First it was Okara, now it is Lahore. The problem is the same: army's hunger for choice lands.
The landless tenant farmers, who have been tilling the military farm near Lahore for the last one hundred years, are crying out for help. The disputed land, thirteen thousand acres, was leased by the Government of the Punjab to the British army for 99 years. The lease expired in 2005.
Nevertheless, the Pakistani army wants to keep it occupied. The army has already added hundreds of acres of this land into the cantonment. Jaindrah Pind has already been hemmed in from three sides, West, East and South, by the Defense Housing Authority. From Revenue Board to Supreme Court to the Punjab Government have accepted the farmers' tenant rights but the army is adament to get its way and evict all the tenant farmers from the land they have tilled for generations to give the choice lands to military officers to build or sell.

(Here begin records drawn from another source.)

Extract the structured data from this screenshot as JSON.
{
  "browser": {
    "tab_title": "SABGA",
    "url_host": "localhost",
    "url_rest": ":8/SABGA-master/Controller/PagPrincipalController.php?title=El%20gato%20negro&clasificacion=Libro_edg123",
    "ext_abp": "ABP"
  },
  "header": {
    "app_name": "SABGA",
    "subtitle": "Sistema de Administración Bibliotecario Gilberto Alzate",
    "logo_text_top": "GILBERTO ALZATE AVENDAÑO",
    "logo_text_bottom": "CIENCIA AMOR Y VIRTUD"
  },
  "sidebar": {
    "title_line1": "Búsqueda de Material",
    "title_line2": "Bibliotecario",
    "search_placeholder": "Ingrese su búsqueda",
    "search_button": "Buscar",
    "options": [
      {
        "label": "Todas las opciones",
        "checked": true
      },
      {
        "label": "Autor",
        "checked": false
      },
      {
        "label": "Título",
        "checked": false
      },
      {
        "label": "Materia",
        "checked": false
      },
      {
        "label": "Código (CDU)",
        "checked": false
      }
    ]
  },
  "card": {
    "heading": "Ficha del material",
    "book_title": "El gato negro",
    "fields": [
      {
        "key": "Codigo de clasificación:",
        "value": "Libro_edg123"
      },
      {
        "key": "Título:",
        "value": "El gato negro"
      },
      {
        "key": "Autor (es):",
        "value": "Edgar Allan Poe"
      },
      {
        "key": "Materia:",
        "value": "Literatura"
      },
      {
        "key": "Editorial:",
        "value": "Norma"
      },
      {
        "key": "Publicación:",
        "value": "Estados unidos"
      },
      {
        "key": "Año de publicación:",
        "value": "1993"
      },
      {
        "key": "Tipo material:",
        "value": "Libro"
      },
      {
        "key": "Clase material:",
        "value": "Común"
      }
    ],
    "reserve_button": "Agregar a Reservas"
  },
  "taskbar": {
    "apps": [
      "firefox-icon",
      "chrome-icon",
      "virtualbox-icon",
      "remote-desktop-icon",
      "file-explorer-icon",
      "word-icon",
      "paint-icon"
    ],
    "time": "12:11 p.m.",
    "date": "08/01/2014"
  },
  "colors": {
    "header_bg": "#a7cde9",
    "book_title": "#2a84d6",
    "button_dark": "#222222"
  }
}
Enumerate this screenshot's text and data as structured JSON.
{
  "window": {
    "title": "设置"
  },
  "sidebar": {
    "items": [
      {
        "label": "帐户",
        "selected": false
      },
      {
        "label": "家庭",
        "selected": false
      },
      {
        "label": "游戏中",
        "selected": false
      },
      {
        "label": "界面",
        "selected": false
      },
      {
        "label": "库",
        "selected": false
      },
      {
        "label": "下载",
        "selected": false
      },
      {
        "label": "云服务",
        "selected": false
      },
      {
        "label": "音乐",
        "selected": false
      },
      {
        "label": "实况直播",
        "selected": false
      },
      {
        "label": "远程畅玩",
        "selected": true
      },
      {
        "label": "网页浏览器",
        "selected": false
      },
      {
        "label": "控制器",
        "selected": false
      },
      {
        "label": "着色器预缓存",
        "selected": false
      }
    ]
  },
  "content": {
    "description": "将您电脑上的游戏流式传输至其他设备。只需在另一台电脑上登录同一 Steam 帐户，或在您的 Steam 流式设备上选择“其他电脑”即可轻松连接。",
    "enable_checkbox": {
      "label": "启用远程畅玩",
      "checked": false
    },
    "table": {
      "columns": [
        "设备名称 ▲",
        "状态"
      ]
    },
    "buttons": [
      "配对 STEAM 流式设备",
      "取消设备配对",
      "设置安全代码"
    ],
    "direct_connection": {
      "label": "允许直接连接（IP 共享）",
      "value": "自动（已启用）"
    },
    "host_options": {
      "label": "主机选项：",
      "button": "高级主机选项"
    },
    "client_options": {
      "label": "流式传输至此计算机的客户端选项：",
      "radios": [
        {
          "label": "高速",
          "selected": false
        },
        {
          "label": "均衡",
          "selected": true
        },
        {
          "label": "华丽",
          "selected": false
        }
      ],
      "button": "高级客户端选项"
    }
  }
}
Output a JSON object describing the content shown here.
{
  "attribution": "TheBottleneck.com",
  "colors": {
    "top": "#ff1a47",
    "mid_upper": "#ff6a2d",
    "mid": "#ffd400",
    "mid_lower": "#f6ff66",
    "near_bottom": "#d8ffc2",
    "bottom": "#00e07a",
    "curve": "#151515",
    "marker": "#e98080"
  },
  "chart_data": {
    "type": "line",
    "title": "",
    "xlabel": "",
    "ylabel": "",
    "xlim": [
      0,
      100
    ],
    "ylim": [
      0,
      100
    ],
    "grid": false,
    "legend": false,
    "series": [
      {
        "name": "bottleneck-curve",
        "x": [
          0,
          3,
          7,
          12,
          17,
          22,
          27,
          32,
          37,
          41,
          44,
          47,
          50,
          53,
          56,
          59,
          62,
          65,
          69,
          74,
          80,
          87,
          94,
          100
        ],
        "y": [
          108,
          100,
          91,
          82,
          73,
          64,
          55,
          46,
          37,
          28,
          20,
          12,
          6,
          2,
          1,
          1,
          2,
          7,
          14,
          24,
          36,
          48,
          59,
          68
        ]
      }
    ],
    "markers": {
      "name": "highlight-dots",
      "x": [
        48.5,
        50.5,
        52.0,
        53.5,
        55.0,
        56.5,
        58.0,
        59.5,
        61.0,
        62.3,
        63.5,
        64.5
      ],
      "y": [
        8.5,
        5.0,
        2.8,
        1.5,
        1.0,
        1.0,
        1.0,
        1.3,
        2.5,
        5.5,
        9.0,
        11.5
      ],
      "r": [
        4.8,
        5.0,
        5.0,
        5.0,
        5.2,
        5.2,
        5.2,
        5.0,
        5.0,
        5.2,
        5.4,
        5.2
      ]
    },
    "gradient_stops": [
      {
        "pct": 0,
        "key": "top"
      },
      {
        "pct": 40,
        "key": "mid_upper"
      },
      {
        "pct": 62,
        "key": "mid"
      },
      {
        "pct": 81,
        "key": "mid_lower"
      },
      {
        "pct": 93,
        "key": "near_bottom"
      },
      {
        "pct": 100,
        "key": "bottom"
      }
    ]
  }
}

In a rally held on Sunday at Jaindra Pind the representatives of the Tenant Farmers Association blamed, in their speeches, the military for finding excuses to occupy their land and harassing them and their families. They, however, vowed to fight back saying that they won't let anyone occupy their lands "even if it is the army".
The tenant farmers of Okara went through a similar ordeal when they were evicted by the army from the lands they had tilled for more than a century. They started a four years long movement, in 2001, to resist army's efforts to occupy their lands. Scores of farmers were killed, wounded and tortured by Rangers, a para-military force that is under direct control of the army. Finally in 2005 army stopped atrocities after the tenant farmers refused to cave in. The Rangers were pulled out only five months ago.
Now, the army has its eyes trained on this Lahore Farm.
The president of the farmers association warned the rallying farmers that if they did not stand up for their rights and gave in to the threats or temptations then the army will kill them one by one and they will not have left with them even two yards of land to bury themselves.
One of the speaker in simple Punjabi said that "army's real duty is to defend the borders of our homeland but its eyes are on our choice lands. It was busy in planning housing schemes, building bungalows for its officers, and helping themselves with contracts for laying roads". He said in Punjabi: "jay eh saadey saamney aaey tey assaN ehnaN nooN tunn kay rakhna aey" (if they confronted us we will push them in the ground).
The Lahore Military Farm is on the Burky Road, adjacent to the army cantonment in the south, and consists of seven old villages: Jaindrah Pind, Bhagwan Pur, Chak Burj, Chak Padri, Chak Dhorewala, Chak Rackterha, and Chak Habibullah.
Do the Pakistanis have any rights anymore? Ot is it all military?